Теперь принцесса все реже и реже сопровождала меня верхом на муле и все больше времени проводила каждый день, лежа в carruca, словно больная в постели. Я заметил, что Амаламена все меньше и меньше смеялась над моими остротами и мужественными попытками разыгрывать из себя шута. Например, принцесса только улыбнулась равнодушно, когда я рассказал ей историю, услышанную в Виндобоне: о мужчине, у которого было две любовницы; если помните, ревнивицы постепенно сделали его лысым. При этом Амаламена ни разу не пожаловалась на недомогание. Она не казалась ни больной, ни измученной, и я никогда не видел, чтобы она морщилась от боли. Я не знал, удавалось ли ей во время путешествия продолжать пить ослиное молоко и купаться в отваре из отрубей. Но когда однажды я заметил исходящий от нее легкий запах ежемесячного женского недомогания, хотя на лице принцессы и не было никаких признаков его, я отвел Сванильду в сторону, чтобы потихоньку расспросить ее о состоянии госпожи. Служанка подтвердила, что у «принцессы легкое кровотечение», а когда я поднажал на нее, лишь скромно добавила, что «оно не настолько подтачивает здоровье, чтобы прерывать путешествие».
В результате ли кровотечения или просто из-за дальнейшего развития ее недуга, но Амаламена стала еще более бледной и хрупкой, чем в тот день, когда я впервые увидел ее, хотя я едва ли мог предположить, что такое возможно. Теперь я буквально мог видеть, как пульсирует кровь у нее на висках, сбоку на шее и на тонких запястьях. Мне казалось, что она стала совсем прозрачной.
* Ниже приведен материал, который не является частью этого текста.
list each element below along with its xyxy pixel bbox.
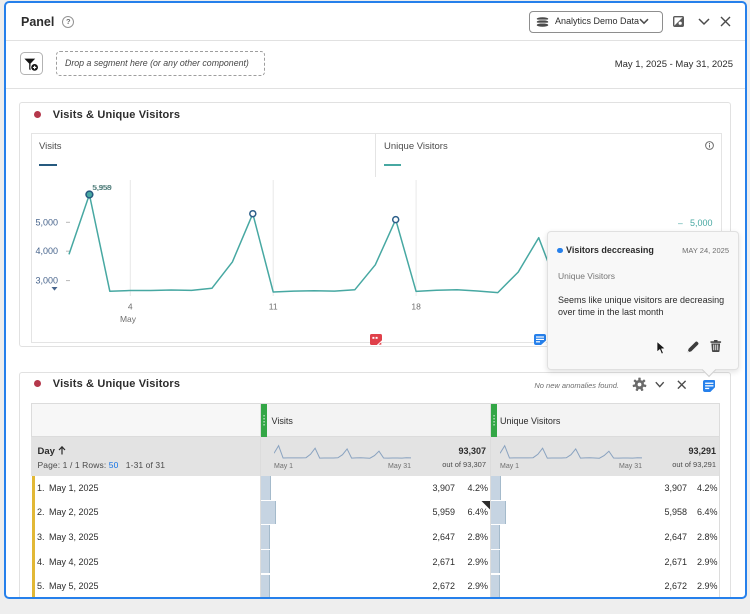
svg-text:5,958: 5,958 <box>92 183 111 192</box>
svg-text:4,000: 4,000 <box>35 246 58 256</box>
svg-text:5,959: 5,959 <box>93 183 112 192</box>
svg-text:3,000: 3,000 <box>35 276 58 286</box>
svg-text:11: 11 <box>269 302 278 312</box>
svg-text:May: May <box>120 314 137 324</box>
svg-text:5,000: 5,000 <box>690 218 713 228</box>
svg-text:–: – <box>678 218 683 228</box>
svg-text:5,000: 5,000 <box>35 217 58 227</box>
svg-text:4: 4 <box>128 302 133 312</box>
svg-text:18: 18 <box>411 302 421 312</box>
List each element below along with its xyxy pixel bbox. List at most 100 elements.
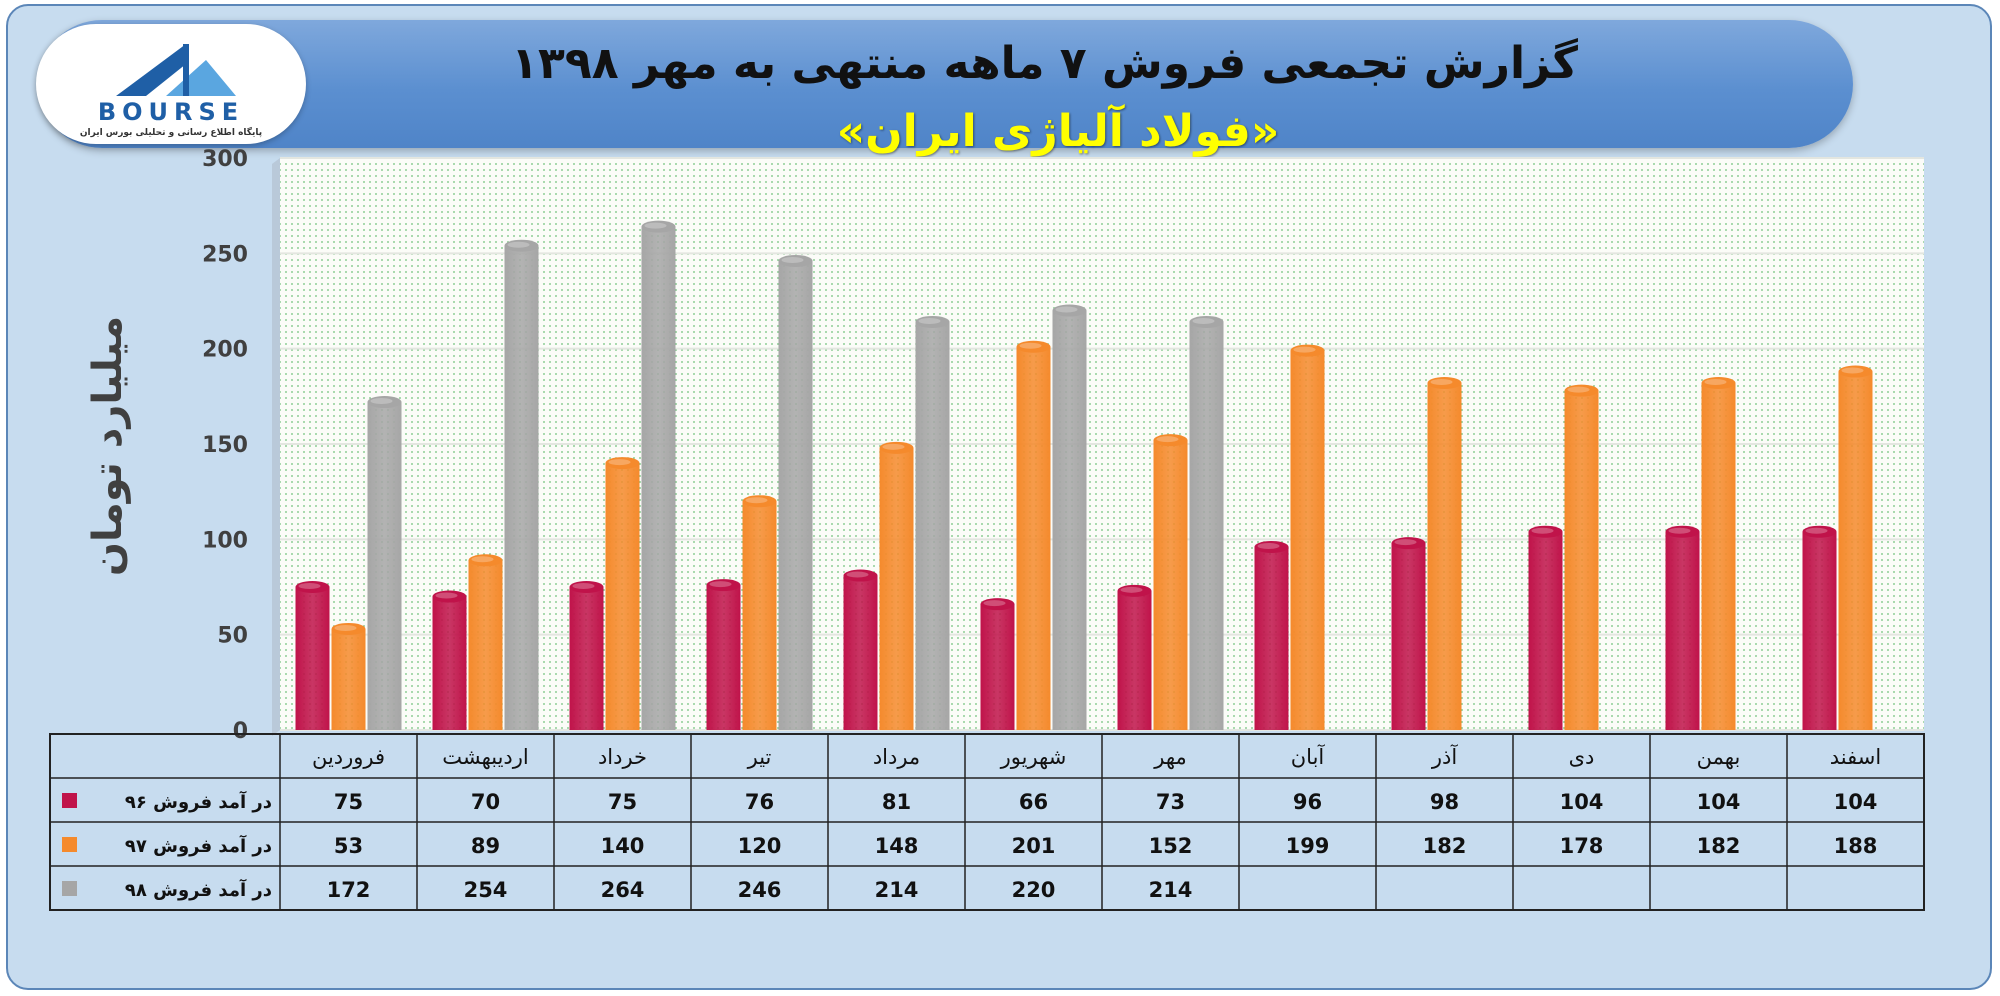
table-value: 89 [471, 834, 500, 858]
bar-top [742, 495, 777, 508]
bar-top [1016, 340, 1051, 353]
bar [1528, 531, 1563, 730]
x-category-label: اردیبهشت [442, 745, 529, 769]
legend-label: در آمد فروش ۹۶ [125, 790, 272, 813]
bar-top [1391, 537, 1426, 550]
x-category-label: شهریور [1000, 745, 1067, 769]
bar [980, 604, 1015, 730]
table-value: 254 [464, 878, 508, 902]
x-category-label: فروردین [312, 745, 385, 769]
bar-top [641, 220, 676, 233]
bar-top-highlight [334, 624, 357, 631]
bar-top [1052, 304, 1087, 317]
bar-top [432, 590, 467, 603]
bar-top-highlight [1805, 527, 1828, 534]
bar-top [1564, 384, 1599, 397]
bar [1290, 350, 1325, 730]
bar-top [331, 622, 366, 635]
chart-frame: گزارش تجمعی فروش ۷ ماهه منتهی به مهر ۱۳۹… [6, 4, 1992, 990]
table-value: 120 [738, 834, 782, 858]
bar-top-highlight [1668, 527, 1691, 534]
bourse24-logo: BOURSE پایگاه اطلاع رسانی و تحلیلی بورس … [36, 24, 306, 144]
bar-top [1189, 315, 1224, 328]
bar-top-highlight [1055, 306, 1078, 313]
bar [915, 321, 950, 730]
x-category-label: آبان [1291, 744, 1326, 769]
x-category-label: دی [1569, 745, 1595, 769]
bar-top [1665, 525, 1700, 538]
bar-top-highlight [983, 600, 1006, 607]
table-value: 140 [601, 834, 645, 858]
bar [1117, 590, 1152, 730]
bar [1254, 546, 1289, 730]
table-value: 75 [608, 790, 637, 814]
bar [1564, 390, 1599, 730]
bar-top-highlight [1531, 527, 1554, 534]
table-value: 98 [1430, 790, 1459, 814]
table-value: 104 [1697, 790, 1741, 814]
bar [1016, 346, 1051, 730]
bar-top-highlight [471, 556, 494, 563]
bar-top-highlight [1430, 378, 1453, 385]
bar [1802, 531, 1837, 730]
bar [706, 585, 741, 730]
chart-subtitle: «فولاد آلیاژی ایران» [836, 106, 1280, 157]
x-category-label: مرداد [873, 745, 920, 769]
bar [1838, 371, 1873, 730]
legend-swatch [62, 793, 77, 808]
table-value: 53 [334, 834, 363, 858]
bar-top-highlight [435, 592, 458, 599]
bar-top [504, 239, 539, 252]
bar-top-highlight [1120, 586, 1143, 593]
bar-top-highlight [918, 317, 941, 324]
bar-top-highlight [1704, 378, 1727, 385]
bar-top-highlight [1567, 386, 1590, 393]
x-category-label: تیر [747, 745, 772, 769]
bar-top-highlight [298, 583, 321, 589]
bar [1701, 382, 1736, 730]
bar-top [1153, 434, 1188, 447]
x-category-label: بهمن [1697, 745, 1741, 769]
y-tick-label: 100 [202, 528, 248, 553]
bar-top-highlight [781, 256, 804, 263]
table-value: 214 [875, 878, 919, 902]
table-value: 182 [1423, 834, 1467, 858]
table-value: 188 [1834, 834, 1878, 858]
bar-top [569, 581, 604, 593]
bar [778, 260, 813, 730]
bar-top-highlight [846, 571, 869, 578]
y-tick-label: 250 [202, 242, 248, 267]
table-value: 214 [1149, 878, 1193, 902]
bar-chart: 0 50 100 150 200 250 300 فروردین اردیبهشت خرداد تی… [49, 147, 1925, 911]
bar-top [1117, 584, 1152, 597]
bar-top [915, 315, 950, 328]
y-tick-label: 300 [202, 147, 248, 172]
bar-top-highlight [1156, 436, 1179, 443]
table-value: 76 [745, 790, 774, 814]
bar-top-highlight [644, 222, 667, 229]
y-tick-label: 0 [233, 719, 248, 744]
bar [1052, 310, 1087, 730]
bar-top [1427, 376, 1462, 389]
table-value: 81 [882, 790, 911, 814]
bar [295, 587, 330, 730]
bar-top [980, 598, 1015, 611]
bar-top-highlight [1019, 342, 1042, 349]
bar-top-highlight [1257, 542, 1280, 549]
legend-swatch [62, 881, 77, 896]
bar-top [706, 579, 741, 592]
bar-top [1802, 525, 1837, 538]
bar [742, 501, 777, 730]
x-category-label: خرداد [598, 745, 647, 769]
bar-top-highlight [882, 443, 905, 450]
bar [331, 628, 366, 730]
bar [468, 560, 503, 730]
bar-top-highlight [709, 581, 732, 588]
bar [367, 402, 402, 730]
bar [1153, 440, 1188, 730]
table-value: 220 [1012, 878, 1056, 902]
bar-top-highlight [370, 398, 393, 405]
table-value: 152 [1149, 834, 1193, 858]
bar-top [1701, 376, 1736, 389]
table-value: 199 [1286, 834, 1330, 858]
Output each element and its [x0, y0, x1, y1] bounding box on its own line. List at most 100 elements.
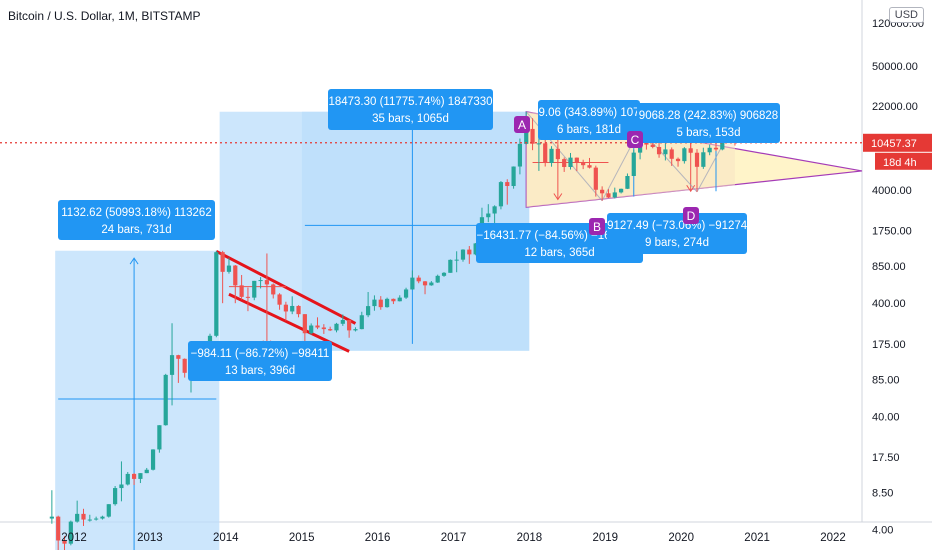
candle-body [498, 182, 504, 207]
candle-body [384, 298, 390, 308]
candle-2015-02 [309, 323, 314, 335]
y-tick-label: 50000.00 [872, 61, 918, 73]
candle-2014-08 [271, 283, 276, 299]
candle-body [271, 284, 276, 295]
candle-body [669, 149, 674, 159]
point-label-bg-C [627, 131, 643, 148]
candle-body [366, 306, 371, 316]
candle-body [511, 166, 516, 187]
candle-body [81, 513, 86, 520]
candle-body [416, 277, 421, 282]
candle-2012-02 [81, 508, 86, 526]
measure-label-line2: 9 bars, 274d [645, 237, 709, 249]
candle-2020-04 [701, 147, 706, 169]
candle-body [619, 188, 624, 193]
candle-2019-05 [631, 149, 636, 176]
candle-2013-12 [220, 250, 225, 304]
candle-body [612, 192, 617, 198]
candle-body [675, 158, 681, 162]
candle-body [100, 516, 105, 519]
measure-label-line2: 24 bars, 731d [101, 224, 171, 236]
candle-2017-11 [517, 138, 523, 175]
x-tick-label: 2013 [137, 532, 163, 544]
candle-2012-10 [131, 473, 137, 485]
candle-2019-01 [606, 189, 611, 199]
measure-label-line2: 12 bars, 365d [524, 247, 594, 259]
candle-2013-04 [169, 323, 175, 406]
measure-label-7: −9127.49 (−73.06%) −912749 9 bars, 274d [607, 213, 747, 254]
candle-2020-03 [694, 149, 700, 192]
candle-body [283, 304, 288, 312]
candle-body [119, 484, 124, 489]
candle-body [226, 265, 232, 272]
candle-2019-12 [675, 157, 681, 167]
y-tick-label: 175.00 [872, 339, 906, 351]
candle-body [391, 298, 396, 302]
candle-body [505, 182, 510, 187]
candle-2016-03 [391, 298, 396, 305]
candle-2018-10 [587, 157, 592, 169]
candle-2018-02 [536, 136, 541, 171]
measure-label-bg [607, 213, 747, 254]
x-tick-label: 2016 [365, 532, 391, 544]
candle-2018-05 [555, 144, 560, 163]
candle-body [682, 148, 687, 162]
candle-2017-06 [486, 204, 491, 223]
candle-2019-04 [625, 173, 630, 190]
candle-body [144, 469, 149, 474]
last-price-label: 10457.37 [871, 138, 917, 150]
candle-body [530, 128, 535, 144]
candle-body [157, 425, 162, 450]
y-tick-label: 4.00 [872, 525, 893, 537]
candle-body [347, 320, 352, 331]
candle-2016-04 [397, 295, 402, 302]
measure-label-line1: −984.11 (−86.72%) −98411 [191, 348, 330, 360]
candle-body [277, 294, 282, 305]
candle-2020-05 [707, 144, 712, 156]
candle-body [49, 516, 54, 519]
candle-body [150, 449, 156, 470]
candle-body [536, 143, 541, 145]
candle-2014-10 [283, 301, 288, 321]
candle-body [410, 277, 415, 290]
candle-body [340, 320, 345, 324]
candle-2016-12 [448, 259, 453, 273]
candle-body [656, 146, 662, 155]
candle-2015-12 [372, 295, 377, 311]
measure-zone-1 [55, 250, 220, 550]
candle-2020-02 [688, 142, 693, 154]
candle-body [233, 265, 238, 286]
measure-label-line2: 6 bars, 181d [557, 124, 621, 136]
candle-2015-10 [359, 311, 364, 330]
candle-body [543, 143, 548, 164]
candle-2016-05 [403, 287, 409, 299]
measure-label-line1: 9068.28 (242.83%) 906828 [639, 110, 778, 122]
candle-body [176, 355, 181, 359]
y-tick-label: 17.50 [872, 452, 900, 464]
point-label-B: B [593, 220, 601, 234]
y-tick-label: 85.00 [872, 374, 900, 386]
candle-body [555, 148, 560, 160]
candle-body [694, 152, 700, 167]
candle-body [467, 249, 472, 255]
candle-body [309, 325, 314, 334]
candle-body [688, 148, 693, 153]
candle-2016-02 [384, 297, 390, 308]
candle-body [56, 516, 61, 541]
candle-body [397, 297, 402, 302]
candle-body [239, 285, 244, 297]
candle-2016-11 [441, 272, 447, 277]
candle-body [663, 149, 668, 155]
candle-body [138, 473, 143, 479]
currency-button[interactable]: USD [888, 7, 924, 23]
candle-2018-11 [593, 165, 598, 197]
candle-body [125, 473, 130, 485]
candle-2016-08 [422, 281, 428, 295]
x-tick-label: 2019 [593, 532, 619, 544]
candle-2014-12 [296, 305, 301, 318]
candle-2015-04 [321, 324, 326, 334]
candle-2017-03 [467, 246, 472, 264]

Однако, как ни странно, принцесса не выглядела больной или изможденной; напротив, она стала даже еще красивей. Или это мне так казалось?
Частично из-за того, что она поняла, что я не ее мужчина, – а частично, полагаю, потому, что я сам втайне всегда это знал, – мои женские чувства стали проявляться явственней. Я смотрел теперь на Амаламену не с вожделением или похотью, а как на дорогую сестру, о которой надо заботиться и которую следует баловать. Я держался к принцессе поближе, стараясь сделать для нее все, что мог, и часто уезжал далеко вперед, чтобы нарвать ей цветов. По правде говоря, я присвоил себе так много не слишком интимных обязанностей Сванильды, что служанка с трудом скрывала свое изумление. Дайла же откровенно хмурился, наблюдая за нами. Поняв, что веду себя совсем неподходяще для маршала, я начал сдержанней относиться к принцессе. В любом случае мы были уже недалеко от цели нашего путешествия, и я намеревался вскоре препоручить ее заботам самого лучшего врача Константинополя.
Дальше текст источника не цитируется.